# When people ask what your squatter's symbol tattoo means...



## iamwhatiam

Maybe this is to be posted in General Banter? I dunno....I was just curious how y'all explain what your tattoo means when asked by people. I get asked pretty frequently and I always feel like I fail to give a really good definition of what the squatter culture is all about.....like I should use the opportunity to teach them better what the lifestyle is all about. I usually just say that to me it means occupying an abandoned building that could be better put to use to house people in need, or repurposing an abandoned plot of land that for example could be used to grow food on for hungry people. Folks usually seem to border on being content or bewildered with that answer. If I'm not in the mood to talk to people, I'll just tell them it's a "traveler" tattoo and leave it at that. So what does it mean for you and how do you answer the question?


----------



## Matt Derrick

i pretty much give the same answer you do. i think to most people it's not too hard of an idea to get across, so most are happy with that explanation.


----------



## WanderLost Radical

I consider the squatter's right symbol/movement to be about the right to property. accessibility to free/cheap housing, and the decriminalization of poverty. It's part of the anti-capitalist fight.


----------



## Deleted member 125

i dont have a squatters rights tattoo but i do have a very visible bindle stick and a few old hobo code symbols, and like you i usually just say they are travel tattoos.


----------



## A New Name

WanderLost Radical said:


> I consider the squatter's right symbol/movement to be about the right to property. accessibility to free/cheap housing, and the decriminalization of poverty. It's part of the anti-capitalist fight.

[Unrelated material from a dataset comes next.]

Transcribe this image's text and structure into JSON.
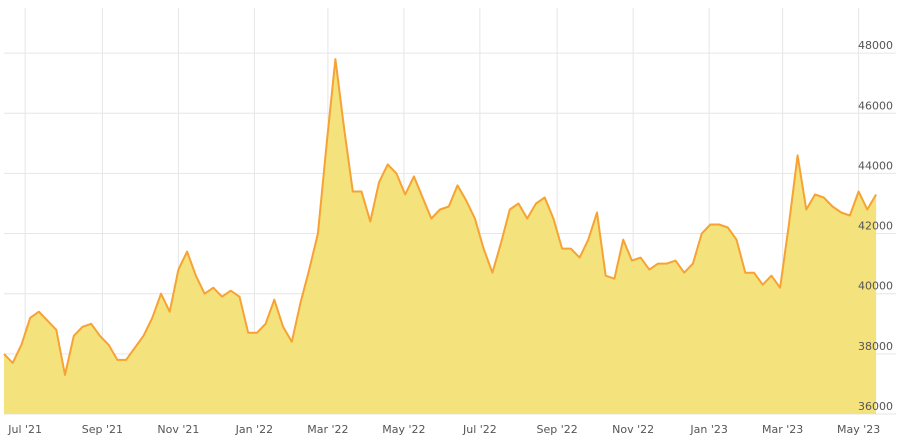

 I think you might mean "the right to shelter".


----------



## WanderLost Radical

Perceval said:


> I think you might mean "the right to shelter".



Yeah, my bad


----------



## autumn

Matt Derrick said:


> i pretty much give the same answer you do. i think to most people it's not too hard of an idea to get across, so most are happy with that explanation.



I didn't know that you have any tattoos, was I really that fucked up at the jambo?

@WanderLost Radical that's a great, concise explanation.

If a diehard liberal asks you about it you can't change their mind in a few sentences anyway. No need for anything contrived.


----------